Performance Optimization

This section covers best practices and techniques for optimizing datashard performance.

File Format Selection

Choosing the Right Format

datashard supports multiple file formats, each with different performance characteristics:

Parquet

Best for analytical workloads with complex queries
Excellent compression ratios
Columnar storage enables efficient scans of specific columns
Supports predicate pushdown for faster filtering

from datashard import FileFormat, DataFile

# Parquet is typically the best choice for most use cases
parquet_file = DataFile(
    file_path="data.parquet",
    file_format=FileFormat.PARQUET,
    partition_values={},
    record_count=1000,
    file_size_in_bytes=50000
)

Avro

Good for schema evolution scenarios
Efficient for append-heavy workloads
Good compression with complex nested types
Schema stored with data, self-describing

avro_file = DataFile(
    file_path="data.avro",
    file_format=FileFormat.AVRO,
    partition_values={},
    record_count=1000,
    file_size_in_bytes=45000
)

ORC

Optimized for read-heavy workloads
Good compression and predicate pushdown
Built-in ACID transaction support in Hadoop ecosystems

Partitioning Strategies

Vertical Partitioning

Organize data by columns frequently accessed together:

from datashard import create_table, Schema

# Define schema for hot data
hot_schema = Schema(
    schema_id=1,
    fields=[
        {"id": 1, "name": "record_id", "type": "long", "required": True},
        {"id": 2, "name": "name", "type": "string", "required": True},
        {"id": 3, "name": "status", "type": "string", "required": True}
    ]
)

table = create_table("/path/to/partitioned_table", hot_schema)

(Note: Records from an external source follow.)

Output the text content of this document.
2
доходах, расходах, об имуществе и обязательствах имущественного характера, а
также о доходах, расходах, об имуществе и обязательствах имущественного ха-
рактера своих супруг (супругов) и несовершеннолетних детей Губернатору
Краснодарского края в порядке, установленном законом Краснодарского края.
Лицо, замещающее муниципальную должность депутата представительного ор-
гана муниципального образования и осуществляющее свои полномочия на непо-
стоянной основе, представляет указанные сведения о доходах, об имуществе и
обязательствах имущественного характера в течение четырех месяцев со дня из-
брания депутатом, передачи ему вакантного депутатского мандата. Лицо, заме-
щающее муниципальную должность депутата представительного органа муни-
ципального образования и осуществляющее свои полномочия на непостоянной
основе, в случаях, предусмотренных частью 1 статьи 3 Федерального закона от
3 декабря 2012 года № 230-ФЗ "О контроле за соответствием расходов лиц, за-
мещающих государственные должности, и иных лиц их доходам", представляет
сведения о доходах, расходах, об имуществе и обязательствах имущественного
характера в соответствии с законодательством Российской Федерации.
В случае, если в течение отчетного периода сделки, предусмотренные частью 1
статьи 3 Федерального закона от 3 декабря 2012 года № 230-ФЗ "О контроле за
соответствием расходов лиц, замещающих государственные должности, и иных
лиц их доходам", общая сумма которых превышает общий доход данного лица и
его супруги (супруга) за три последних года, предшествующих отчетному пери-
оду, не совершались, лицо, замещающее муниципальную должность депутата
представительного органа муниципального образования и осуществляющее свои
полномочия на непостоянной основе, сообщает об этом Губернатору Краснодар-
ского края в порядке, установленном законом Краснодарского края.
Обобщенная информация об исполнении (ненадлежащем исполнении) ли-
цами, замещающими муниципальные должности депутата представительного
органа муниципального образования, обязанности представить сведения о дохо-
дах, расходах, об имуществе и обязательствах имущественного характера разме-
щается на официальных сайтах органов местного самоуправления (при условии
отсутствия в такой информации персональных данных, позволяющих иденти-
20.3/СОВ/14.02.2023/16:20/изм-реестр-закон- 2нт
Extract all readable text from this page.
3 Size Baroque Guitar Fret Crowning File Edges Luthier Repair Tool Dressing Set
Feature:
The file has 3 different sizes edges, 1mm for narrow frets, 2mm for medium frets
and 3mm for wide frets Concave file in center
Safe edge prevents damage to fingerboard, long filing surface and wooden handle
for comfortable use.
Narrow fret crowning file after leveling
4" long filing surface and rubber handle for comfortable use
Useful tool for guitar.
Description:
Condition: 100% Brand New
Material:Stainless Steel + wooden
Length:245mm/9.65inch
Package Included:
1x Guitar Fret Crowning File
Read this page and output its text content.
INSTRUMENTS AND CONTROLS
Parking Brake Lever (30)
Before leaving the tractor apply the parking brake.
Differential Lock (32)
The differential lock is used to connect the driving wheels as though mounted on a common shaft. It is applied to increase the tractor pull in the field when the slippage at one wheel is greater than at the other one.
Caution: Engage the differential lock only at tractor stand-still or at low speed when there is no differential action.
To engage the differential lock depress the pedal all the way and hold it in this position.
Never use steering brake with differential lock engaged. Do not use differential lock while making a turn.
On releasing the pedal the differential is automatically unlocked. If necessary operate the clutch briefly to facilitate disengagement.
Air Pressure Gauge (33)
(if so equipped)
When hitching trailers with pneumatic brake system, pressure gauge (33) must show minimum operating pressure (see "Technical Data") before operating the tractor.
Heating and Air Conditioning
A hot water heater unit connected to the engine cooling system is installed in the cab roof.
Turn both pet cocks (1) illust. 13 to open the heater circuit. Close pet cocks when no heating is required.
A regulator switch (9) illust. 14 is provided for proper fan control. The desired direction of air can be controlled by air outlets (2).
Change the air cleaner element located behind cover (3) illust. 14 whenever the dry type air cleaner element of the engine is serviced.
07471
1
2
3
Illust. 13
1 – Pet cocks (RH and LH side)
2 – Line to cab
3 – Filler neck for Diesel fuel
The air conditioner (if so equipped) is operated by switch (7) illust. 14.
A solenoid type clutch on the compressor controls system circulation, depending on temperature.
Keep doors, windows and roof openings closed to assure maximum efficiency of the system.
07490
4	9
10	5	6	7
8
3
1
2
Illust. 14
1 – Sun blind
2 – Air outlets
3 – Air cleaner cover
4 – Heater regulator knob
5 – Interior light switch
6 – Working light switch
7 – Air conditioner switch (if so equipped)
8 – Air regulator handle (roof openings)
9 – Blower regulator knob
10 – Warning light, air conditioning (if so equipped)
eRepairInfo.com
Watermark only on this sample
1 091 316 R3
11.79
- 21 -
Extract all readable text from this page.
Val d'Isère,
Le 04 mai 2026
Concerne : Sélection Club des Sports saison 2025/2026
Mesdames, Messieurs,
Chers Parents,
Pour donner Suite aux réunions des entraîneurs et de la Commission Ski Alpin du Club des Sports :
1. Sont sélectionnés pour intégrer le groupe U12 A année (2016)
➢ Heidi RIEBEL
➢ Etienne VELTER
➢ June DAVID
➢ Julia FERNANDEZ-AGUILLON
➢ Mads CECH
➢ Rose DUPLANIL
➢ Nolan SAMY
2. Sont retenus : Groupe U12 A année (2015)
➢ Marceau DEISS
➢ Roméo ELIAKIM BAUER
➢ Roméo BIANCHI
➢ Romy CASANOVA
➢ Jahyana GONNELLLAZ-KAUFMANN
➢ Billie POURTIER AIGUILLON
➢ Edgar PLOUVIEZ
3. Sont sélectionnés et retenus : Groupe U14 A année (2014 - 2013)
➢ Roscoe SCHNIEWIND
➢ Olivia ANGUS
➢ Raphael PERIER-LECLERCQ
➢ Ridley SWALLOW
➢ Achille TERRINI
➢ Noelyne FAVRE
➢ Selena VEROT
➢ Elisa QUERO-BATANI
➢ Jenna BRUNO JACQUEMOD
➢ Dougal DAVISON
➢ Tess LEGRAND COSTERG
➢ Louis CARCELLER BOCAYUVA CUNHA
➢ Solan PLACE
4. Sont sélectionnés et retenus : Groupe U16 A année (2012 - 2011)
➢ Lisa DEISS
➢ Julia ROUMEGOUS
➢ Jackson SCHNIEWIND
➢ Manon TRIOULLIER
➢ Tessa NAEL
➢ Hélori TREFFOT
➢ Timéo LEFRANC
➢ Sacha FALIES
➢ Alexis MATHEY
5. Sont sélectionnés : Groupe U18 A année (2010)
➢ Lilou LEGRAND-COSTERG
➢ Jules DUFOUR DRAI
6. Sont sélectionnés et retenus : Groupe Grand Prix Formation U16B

# Good: Separate frequently accessed columns from rarely accessed ones
with table.new_transaction() as tx:
    # Hot data partition
    tx.append_data(
        records=[{"record_id": 1, "name": "Alice", "status": "active"}],
        schema=hot_schema,
        partition_values={"type": "hot"}
    )
    tx.commit()

Horizontal Partitioning

Organize data by frequently queried dimensions:

from datashard import create_table, Schema
import datetime

# Define schema for time-series data
event_schema = Schema(
    schema_id=1,
    fields=[
        {"id": 1, "name": "event", "type": "string", "required": True},
        {"id": 2, "name": "user_id", "type": "long", "required": True}
    ]
)

table = create_table("/path/to/events", event_schema)

# Partition by time for time-series data
today = datetime.date.today()
with table.new_transaction() as tx:
    tx.append_data(
        records=[{"event": "login", "user_id": 123}],
        schema=event_schema,
        partition_values={
            "year": today.year,
            "month": today.month,
            "day": today.day
        }
    )
    tx.commit()

Transaction Optimization

Batch Operations

Minimize transaction overhead by batching operations:

from datashard import create_table, Schema

# Define schema
batch_schema = Schema(
    schema_id=1,
    fields=[
        {"id": 1, "name": "record_id", "type": "long", "required": True},
        {"id": 2, "name": "value", "type": "string", "required": True}
    ]
)

table = create_table("/path/to/batch_table", batch_schema)

# Efficient: Single transaction for multiple records
batch_records = []
for i in range(1000):
    batch_records.append({"record_id": i, "value": f"value_{i}"})

with table.new_transaction() as tx:
    tx.append_data(records=batch_records, schema=batch_schema)
    tx.commit()

Transaction Size Guidelines

Keep individual transactions under 100MB when possible
For large operations, split into multiple smaller transactions
Monitor for timeout errors which may indicate transactions are too large

from datashard import create_table, Schema

# Define schema
large_schema = Schema(
    schema_id=1,
    fields=[
        {"id": 1, "name": "record_id", "type": "long", "required": True},
        {"id": 2, "name": "data", "type": "string", "required": True}
    ]
)

table = create_table("/path/to/large_table", large_schema)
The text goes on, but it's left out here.